カフェスピリッツ+上等ごはん=代官山の定番
私にとって代官山は何度も“卒業”した街のはずでした。昭和の面影をとどめる同潤会アパートが取り壊されて代官山アドレスがそびえ建ち、思いを寄せていた小さなカフェが幕を閉じて以降、代官山にはすっかり足が向かなくなっていたのですけれど、再びこの街を散歩するのが楽しいなと思えるカフェに出会いました。それがholy。

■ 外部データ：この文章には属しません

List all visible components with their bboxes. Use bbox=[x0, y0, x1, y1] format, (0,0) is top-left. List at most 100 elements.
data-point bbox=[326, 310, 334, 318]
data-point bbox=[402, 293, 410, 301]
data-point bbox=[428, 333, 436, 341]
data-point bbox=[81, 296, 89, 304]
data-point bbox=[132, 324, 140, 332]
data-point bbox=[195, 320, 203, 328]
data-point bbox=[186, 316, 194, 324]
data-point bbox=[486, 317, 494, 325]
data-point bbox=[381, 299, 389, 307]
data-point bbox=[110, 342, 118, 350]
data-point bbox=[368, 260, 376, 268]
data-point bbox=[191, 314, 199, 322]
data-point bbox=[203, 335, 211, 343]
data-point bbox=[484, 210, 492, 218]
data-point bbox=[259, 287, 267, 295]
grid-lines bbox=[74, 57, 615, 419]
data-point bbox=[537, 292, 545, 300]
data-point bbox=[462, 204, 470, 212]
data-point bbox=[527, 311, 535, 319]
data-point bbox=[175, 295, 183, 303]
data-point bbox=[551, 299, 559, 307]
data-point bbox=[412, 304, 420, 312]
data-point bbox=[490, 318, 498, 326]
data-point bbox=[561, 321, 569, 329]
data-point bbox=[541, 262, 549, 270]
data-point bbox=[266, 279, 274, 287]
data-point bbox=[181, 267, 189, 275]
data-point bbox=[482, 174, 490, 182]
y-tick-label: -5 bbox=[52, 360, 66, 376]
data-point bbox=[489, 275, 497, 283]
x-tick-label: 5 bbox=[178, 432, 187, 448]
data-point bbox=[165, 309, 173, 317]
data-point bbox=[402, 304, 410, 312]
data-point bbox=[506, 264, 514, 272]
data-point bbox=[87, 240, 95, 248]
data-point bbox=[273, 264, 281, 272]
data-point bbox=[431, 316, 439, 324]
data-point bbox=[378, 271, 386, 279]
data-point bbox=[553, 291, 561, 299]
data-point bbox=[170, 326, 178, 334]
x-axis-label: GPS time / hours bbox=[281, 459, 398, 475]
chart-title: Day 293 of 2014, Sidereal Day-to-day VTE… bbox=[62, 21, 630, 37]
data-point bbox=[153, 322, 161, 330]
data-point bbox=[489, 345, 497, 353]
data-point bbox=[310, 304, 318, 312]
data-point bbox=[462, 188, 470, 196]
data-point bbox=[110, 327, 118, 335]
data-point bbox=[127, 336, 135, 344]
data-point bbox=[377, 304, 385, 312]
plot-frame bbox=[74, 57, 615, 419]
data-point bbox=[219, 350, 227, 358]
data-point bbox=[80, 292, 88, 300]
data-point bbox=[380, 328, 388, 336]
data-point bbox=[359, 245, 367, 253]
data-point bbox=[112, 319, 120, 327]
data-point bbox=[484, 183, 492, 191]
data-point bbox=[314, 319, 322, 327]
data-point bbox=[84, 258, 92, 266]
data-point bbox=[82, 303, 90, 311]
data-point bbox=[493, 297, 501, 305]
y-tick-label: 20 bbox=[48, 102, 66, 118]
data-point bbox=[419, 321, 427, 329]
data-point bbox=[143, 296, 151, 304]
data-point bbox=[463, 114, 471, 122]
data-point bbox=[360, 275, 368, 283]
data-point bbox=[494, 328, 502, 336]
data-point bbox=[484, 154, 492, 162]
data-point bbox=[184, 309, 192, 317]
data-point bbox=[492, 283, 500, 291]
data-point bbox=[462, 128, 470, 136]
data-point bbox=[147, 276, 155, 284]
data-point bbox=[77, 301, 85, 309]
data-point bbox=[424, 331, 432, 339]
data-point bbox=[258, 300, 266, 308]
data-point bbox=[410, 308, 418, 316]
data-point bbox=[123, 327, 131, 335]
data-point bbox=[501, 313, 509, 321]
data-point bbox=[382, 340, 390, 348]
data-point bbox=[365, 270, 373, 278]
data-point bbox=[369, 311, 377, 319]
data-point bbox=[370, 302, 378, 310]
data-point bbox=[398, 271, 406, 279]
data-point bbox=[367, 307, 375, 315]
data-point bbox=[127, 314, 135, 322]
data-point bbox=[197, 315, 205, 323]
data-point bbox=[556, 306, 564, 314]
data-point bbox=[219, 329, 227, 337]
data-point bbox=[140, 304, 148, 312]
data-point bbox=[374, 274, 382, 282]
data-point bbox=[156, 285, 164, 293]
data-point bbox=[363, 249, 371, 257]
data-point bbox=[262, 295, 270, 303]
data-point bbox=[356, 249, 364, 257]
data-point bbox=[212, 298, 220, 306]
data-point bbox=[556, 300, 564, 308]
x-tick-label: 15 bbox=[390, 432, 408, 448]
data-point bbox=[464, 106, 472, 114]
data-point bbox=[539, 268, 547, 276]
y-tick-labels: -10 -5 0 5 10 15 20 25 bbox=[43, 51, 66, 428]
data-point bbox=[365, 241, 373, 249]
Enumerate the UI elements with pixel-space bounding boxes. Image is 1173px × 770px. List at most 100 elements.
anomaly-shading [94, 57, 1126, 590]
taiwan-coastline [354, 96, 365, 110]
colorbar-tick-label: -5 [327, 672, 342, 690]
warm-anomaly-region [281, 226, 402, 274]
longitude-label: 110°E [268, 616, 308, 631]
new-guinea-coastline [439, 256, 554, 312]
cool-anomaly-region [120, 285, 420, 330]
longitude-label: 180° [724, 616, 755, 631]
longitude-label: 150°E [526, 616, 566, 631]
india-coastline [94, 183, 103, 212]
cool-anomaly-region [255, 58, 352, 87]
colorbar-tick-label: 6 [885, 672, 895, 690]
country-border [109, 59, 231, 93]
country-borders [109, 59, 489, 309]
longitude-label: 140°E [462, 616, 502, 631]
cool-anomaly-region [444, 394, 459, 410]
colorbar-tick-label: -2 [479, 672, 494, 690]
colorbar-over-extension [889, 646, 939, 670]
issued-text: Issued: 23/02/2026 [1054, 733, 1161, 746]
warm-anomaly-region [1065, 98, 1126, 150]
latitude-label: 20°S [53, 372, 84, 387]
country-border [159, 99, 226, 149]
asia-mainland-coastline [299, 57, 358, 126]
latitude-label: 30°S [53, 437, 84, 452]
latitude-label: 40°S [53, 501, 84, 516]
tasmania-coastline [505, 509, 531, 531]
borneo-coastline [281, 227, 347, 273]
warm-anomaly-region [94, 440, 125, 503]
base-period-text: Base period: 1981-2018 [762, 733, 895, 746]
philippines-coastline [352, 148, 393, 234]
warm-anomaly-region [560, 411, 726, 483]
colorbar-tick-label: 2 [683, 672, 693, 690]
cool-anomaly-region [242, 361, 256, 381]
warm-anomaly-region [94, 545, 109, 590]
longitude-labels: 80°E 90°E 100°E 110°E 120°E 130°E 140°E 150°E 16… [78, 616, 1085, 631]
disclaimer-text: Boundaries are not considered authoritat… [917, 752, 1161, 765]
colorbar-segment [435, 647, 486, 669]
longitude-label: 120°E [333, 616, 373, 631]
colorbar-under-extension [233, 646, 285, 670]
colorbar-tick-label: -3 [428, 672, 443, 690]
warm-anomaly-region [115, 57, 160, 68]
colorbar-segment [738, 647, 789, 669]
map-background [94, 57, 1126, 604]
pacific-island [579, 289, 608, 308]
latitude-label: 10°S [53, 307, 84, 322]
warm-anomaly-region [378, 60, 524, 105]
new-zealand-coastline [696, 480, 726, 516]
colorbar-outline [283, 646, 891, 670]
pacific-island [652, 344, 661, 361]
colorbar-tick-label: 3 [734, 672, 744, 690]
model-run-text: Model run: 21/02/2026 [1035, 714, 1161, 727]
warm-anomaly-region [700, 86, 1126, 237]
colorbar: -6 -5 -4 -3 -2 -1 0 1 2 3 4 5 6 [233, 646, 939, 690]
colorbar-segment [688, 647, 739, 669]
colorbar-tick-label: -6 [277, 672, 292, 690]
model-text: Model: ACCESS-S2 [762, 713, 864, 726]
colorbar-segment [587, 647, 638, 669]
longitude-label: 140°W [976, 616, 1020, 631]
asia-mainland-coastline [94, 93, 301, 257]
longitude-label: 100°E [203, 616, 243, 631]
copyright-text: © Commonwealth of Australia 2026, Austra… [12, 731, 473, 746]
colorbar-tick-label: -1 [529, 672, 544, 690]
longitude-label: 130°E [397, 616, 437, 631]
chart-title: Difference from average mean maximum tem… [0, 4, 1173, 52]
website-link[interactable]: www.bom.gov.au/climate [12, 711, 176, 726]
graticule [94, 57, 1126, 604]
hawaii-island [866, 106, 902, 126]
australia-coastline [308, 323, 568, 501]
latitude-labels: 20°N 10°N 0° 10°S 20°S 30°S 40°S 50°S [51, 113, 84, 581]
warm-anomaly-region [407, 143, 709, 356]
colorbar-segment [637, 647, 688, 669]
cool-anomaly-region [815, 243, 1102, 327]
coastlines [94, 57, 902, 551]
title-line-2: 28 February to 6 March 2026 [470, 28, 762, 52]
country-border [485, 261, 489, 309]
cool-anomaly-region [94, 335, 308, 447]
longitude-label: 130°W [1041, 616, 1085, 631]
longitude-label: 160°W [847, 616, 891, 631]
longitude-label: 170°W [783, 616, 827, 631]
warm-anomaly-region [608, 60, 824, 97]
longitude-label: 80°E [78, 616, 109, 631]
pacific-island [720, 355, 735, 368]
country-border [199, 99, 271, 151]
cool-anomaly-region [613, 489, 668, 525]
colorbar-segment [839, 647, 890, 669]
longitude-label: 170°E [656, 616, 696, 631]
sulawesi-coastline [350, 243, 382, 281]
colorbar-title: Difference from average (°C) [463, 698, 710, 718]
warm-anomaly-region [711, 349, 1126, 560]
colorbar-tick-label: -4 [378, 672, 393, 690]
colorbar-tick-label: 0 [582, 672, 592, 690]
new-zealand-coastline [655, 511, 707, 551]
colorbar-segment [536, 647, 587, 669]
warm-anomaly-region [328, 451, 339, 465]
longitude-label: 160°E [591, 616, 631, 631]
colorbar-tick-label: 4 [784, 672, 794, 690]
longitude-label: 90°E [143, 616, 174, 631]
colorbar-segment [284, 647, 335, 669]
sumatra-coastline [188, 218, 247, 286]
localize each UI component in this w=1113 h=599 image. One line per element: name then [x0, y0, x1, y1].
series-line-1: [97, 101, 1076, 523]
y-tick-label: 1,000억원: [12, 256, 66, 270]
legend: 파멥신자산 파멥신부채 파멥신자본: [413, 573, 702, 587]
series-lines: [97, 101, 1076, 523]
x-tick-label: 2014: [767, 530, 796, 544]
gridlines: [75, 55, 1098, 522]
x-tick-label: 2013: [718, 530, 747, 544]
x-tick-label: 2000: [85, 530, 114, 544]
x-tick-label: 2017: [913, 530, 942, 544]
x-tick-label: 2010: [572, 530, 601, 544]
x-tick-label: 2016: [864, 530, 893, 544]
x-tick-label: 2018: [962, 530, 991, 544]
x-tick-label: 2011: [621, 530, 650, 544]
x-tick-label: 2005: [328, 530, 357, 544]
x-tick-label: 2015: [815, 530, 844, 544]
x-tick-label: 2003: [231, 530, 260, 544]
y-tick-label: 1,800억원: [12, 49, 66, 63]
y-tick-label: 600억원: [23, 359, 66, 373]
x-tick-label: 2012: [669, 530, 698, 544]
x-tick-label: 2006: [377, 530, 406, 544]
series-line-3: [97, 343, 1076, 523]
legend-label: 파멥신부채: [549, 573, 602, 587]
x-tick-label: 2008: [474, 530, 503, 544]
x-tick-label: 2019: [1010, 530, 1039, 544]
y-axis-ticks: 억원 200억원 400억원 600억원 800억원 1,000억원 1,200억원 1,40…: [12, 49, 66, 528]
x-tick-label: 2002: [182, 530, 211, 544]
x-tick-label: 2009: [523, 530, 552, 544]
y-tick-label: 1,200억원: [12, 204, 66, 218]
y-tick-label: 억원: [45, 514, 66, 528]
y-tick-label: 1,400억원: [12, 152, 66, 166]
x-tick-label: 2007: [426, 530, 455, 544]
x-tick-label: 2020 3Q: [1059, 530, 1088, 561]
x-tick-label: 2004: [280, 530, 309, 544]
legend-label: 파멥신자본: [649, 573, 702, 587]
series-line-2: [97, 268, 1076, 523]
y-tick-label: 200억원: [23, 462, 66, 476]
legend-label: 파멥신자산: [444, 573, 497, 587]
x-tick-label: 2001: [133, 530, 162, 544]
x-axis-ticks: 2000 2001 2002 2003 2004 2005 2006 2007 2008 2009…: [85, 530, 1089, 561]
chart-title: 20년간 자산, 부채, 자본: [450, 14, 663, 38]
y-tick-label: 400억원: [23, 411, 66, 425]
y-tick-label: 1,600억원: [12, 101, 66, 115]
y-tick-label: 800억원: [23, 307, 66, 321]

デザインを手がけたのは、バワリーやLotusなど東京カフェ流行の発信源のひとつとなった店舗をデザインしてきた形見一郎氏。もとは一軒家の半地下の車庫と書斎だったという空間は、奥に採光部を設けて小さな緑を配し、圧迫感を解消してあります。 大人の男性が落ちついて食事を楽しめるようにと意図された、潔くシンプルで機能的なインテリア。グレイのソファをゆったりと配した空間の最大のアクセントは、くつろぐお客さまの姿と、何気ないようでいてしっかりと訓練されたスタッフの動き。 |
holyをオープンするにあたり、バワリーのプロデューサー山本宇一氏のもとで3年間学んだオーナーの川上洋介さんにお話をうかがいました。そこから、目ざといお客さまでさえ、よほど注意していないと気づかないかもしれないほど細やかな、しかしあくまでもさりげない接客の理想像がくっきりと浮かびあがってきたのです。